Wuhan, in the Hubei Province of China, has become the epicentre of one of the deadliest epidemics since the SARS outbreak in 2003, with 40,000 cases confirmed in China as of 10th February.

While quarantines and travel restrictions have contained the greatest impact in China, the virus has reached North America and Europe, with eight confirmed cases in the UK (at time of writing).

It's a global health outbreak that's sending ripples through the tech industry in particular.

Home to electronic factories and component manufacturers, China is a key link in the global supply chain for smart phones and other consumer tech. With Wuhan under lockdown and several other Chinese cities following suit – like Taizhou and parts of Hangzhou, which is home to Chinese retailer Alibaba – production has come to a near standstill.

Foxconn and Apple disruptions

Taiwan-based Foxconn, the largest manufacturer of Apple iPhone, shut down its Chinese operations until 10 February, and has now only partially reopened, with 10% of its workforce returning to its Shenzen factory, a key production site. iPhone and Airpod production is expected to be delayed due to the production slowdown. Anticipated mid-range Apple phones, like the iPhone SE 2/9, the next iPad Pro and MacBook are all expected to be delayed too. 

Foxconn is offsetting production through its other sites in India, Vietnam and Mexico however, according to Reuters.

Like many other operations in China, Foxconn shut down over the Lunar New Year break, which was extended to the 10 February date due to the outbreak. Our friends at GearBest were also impacted with shipping dates pushed to resume after the 10th.

Certain Chinese regions are advising companies to remain closed for even longer, until 1 March, as reported in CNBC.

Analysts expect that in the current quarter, Apple will ship between 5-10% less iPhones than anticipated. Apple has already closed all its retail stores in China.

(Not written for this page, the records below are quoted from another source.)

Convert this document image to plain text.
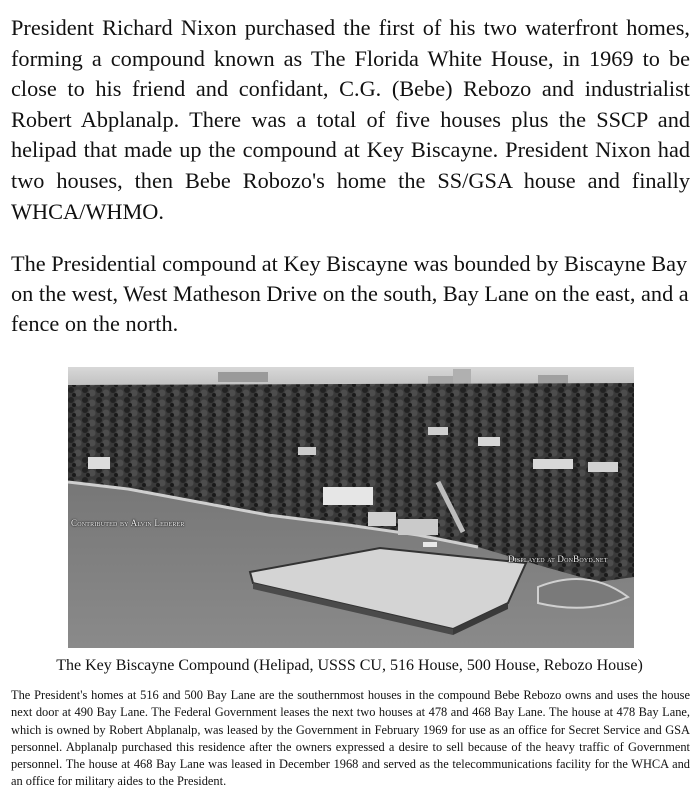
President Richard Nixon purchased the first of his two waterfront homes, forming a compound known as The Florida White House, in 1969 to be close to his friend and confidant, C.G. (Bebe) Rebozo and industrialist Robert Abplanalp. There was a total of five houses plus the SSCP and helipad that made up the compound at Key Biscayne. President Nixon had two houses, then Bebe Robozo's home the SS/GSA house and finally WHCA/WHMO.

The Presidential compound at Key Biscayne was bounded by Biscayne Bay on the west, West Matheson Drive on the south, Bay Lane on the east, and a fence on the north.

Contributed by Alvin Lederer
Displayed at DonBoyd.net

The Key Biscayne Compound (Helipad, USSS CU, 516 House, 500 House, Rebozo House)

The President's homes at 516 and 500 Bay Lane are the southernmost houses in the compound Bebe Rebozo owns and uses the house next door at 490 Bay Lane. The Federal Government leases the next two houses at 478 and 468 Bay Lane. The house at 478 Bay Lane, which is owned by Robert Abplanalp, was leased by the Government in February 1969 for use as an office for Secret Service and GSA personnel. Abplanalp purchased this residence after the owners expressed a desire to sell because of the heavy traffic of Government personnel. The house at 468 Bay Lane was leased in December 1968 and served as the telecommunications facility for the WHCA and an office for military aides to the President.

Qualcomm the largest smartphone chip and modem manufacturer announced its expectations for lower earnings for the next quarter due to the uncertainty around coronavirus in China. China is both a key manufacturing site for Qualcomm and a major source of its revenue. The country is also a significant market for smartphone purchases.


Facebook has stopped taking orders for the Oculus Quest, stating, "...like other companies we’re expecting some additional impact to our hardware production due to the Coronavirus. We’re taking precautions to ensure the safety of our employees, manufacturing partners and customers, and are monitoring the situation closely. We are working to restore availability as soon as possible.”


Similarly, Asus tweeted its ROG Phone II won't be available until further notice due to the disruptions caused by the coronavirus.

Impact on trade shows: Mobile World Conference 2020

Beyond supply chain break downs, major tech brands and journalists had been pulling out in droves of the Mobile World Congress (MWC) trade show scheduled later this month. The MWC is the largest electronics and smartphone industry event, and often the site for brands to announce new products.

With Vivo, Intel, MediaTek, Cisco, Royole, Amazon, Nokia/HMD, Nvidia, LG and Ericsson among those that took the decision themselves to pull out, GSMA has on 12 February made the shock decision to cancel the entire show for the first time since 2006.

The UK declared the coronavirus as a "serious and imminent threat" to public health, after the World Health Organization declared the virus a global health emergency at the end of last month. The death toll has surpassed SARS'.